The data breaches involved, which occurred between 2018 and 2019, relate to cases where the bank submitted incorrect information to the Central Credit Register (CCR), which is managed by the Central Bank of Ireland.
The CCR helps a lender to decide if it should approve an application for a loan or not, as well as giving the Central Bank better insights into patterns of lending in the broader economy.
The overall €463,000 fine was broken up into chunks, attributable to each data mistake that Bank Of Ireland made.
The biggest chunk — €250,000 — was imposed for the bank having poor data processing systems in place.
“I have given regard to the fact that the lack of technical and organisational measures in place manifestly contributed to the personal data breaches that occurred,” said Commissioner Helen Dixon.
The next biggest chunk — €125,000 — was partially for the length of time it took the bank to tell 47,000 customers about one of the its main errors, where the details of some loans and mortgages weren’t correctly reported to the CCR. This included “the false impression given of some borrowers that they were in financial distress”.
“I have been influenced by the length of the delay it took BOI to issue a communication to data subjects after it became aware of the personal data breach,” said Ms Dixon. “I have also had regard to the large number of data subjects which were affected by this infringement (approximately 47,000) and the number of complaints BOI received from customers.”
It’s not the first time that the Irish DPC has imposed a fine for credit-related issues. Last years, it fined the Irish Credit Bureau €90,000 for messing up the credit score details of 15,000 people, possibly affecting their financial reputations.
Bank Of Ireland also came in for harsh criticism by the data regulator on its data processing systems, identified as a key reason the bank messed up its customers’ information.
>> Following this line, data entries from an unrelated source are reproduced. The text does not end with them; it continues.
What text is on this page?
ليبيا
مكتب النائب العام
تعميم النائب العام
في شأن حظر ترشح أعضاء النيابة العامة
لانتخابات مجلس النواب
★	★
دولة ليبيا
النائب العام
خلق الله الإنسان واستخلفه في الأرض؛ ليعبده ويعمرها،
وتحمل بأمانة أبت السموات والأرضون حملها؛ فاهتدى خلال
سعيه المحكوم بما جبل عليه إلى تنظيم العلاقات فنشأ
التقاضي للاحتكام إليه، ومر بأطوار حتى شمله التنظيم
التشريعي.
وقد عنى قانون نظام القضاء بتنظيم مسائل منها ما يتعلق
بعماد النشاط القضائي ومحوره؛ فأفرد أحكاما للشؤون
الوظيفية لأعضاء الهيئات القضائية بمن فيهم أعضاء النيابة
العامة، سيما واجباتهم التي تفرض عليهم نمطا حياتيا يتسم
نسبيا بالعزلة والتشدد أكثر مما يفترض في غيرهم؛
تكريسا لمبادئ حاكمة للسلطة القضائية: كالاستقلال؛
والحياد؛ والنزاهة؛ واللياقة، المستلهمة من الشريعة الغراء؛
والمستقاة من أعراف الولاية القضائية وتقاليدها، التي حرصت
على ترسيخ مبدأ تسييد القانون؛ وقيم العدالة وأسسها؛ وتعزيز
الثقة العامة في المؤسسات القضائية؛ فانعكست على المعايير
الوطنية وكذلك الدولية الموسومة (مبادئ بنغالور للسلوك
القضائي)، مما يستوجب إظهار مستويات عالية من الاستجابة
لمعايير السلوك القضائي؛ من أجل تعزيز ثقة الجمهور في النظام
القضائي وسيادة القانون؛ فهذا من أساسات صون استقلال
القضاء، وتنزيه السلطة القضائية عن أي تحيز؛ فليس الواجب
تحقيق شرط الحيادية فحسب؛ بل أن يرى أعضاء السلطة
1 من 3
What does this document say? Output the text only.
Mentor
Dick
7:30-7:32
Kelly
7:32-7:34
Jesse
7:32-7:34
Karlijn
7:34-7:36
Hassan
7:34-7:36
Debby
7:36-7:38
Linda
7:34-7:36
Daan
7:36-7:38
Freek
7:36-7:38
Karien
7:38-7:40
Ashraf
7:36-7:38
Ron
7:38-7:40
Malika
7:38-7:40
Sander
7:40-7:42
“I order Bank Of Ireland to bring its processing operations into compliance with Article 32 of the GDPR in the terms set out in the table below through implementing appropriate technical and organisational measures to ensure a level of security appropriate to the risks,” she said.
“It is my view that these orders are appropriate, necessary and proportionate in view of ensuring compliance with Article 32 of the GDPR. In this regard, I acknowledge BOI’s on-going remedial actions and strategic transformation, as outlined in submissions throughout the inquiry. However, it is my view that this order is necessary and proportionate in light of the importance of ensuring that full effect is given to BOI’s obligation to implement appropriate technical and organisational measures, having particular regard to the high quantity, highly sensitive personal data of data subjects processed by BOI.”
A spokesperson for Bank Of Ireland said that it will implement the changes “as quickly as possible”.
“Between November 2018 and June 2019 Bank of Ireland notified the Data Protection Commission of a number of personal data breaches relating to errors in information it submitted to the Central Credit Register,” said the spokesperson. “The fine and corrective actions imposed today by the Data Protection Commission arise from these breaches and the Bank’s delay in communicating with impacted customers.
“Bank of Ireland fully acknowledges, and sincerely apologises for, these breaches. The Bank takes its regulatory and compliance obligations very seriously and regrets that it has fallen short in this way. The Bank has notified all impacted customers. It has rectified the inaccurate information reported to the CCR in all but 20 cases which will be corrected shortly. It has also taken measures to improve its ongoing CCR reporting, including error management procedures and a process that enables faster correction of errors.
“The Data Protection Commission has mandated further measures and work has already begun to put these in place. The Bank has engaged fully and proactively with the Commission during its inquiry and will continue to do so as it implements these additional measures as quickly as possible.”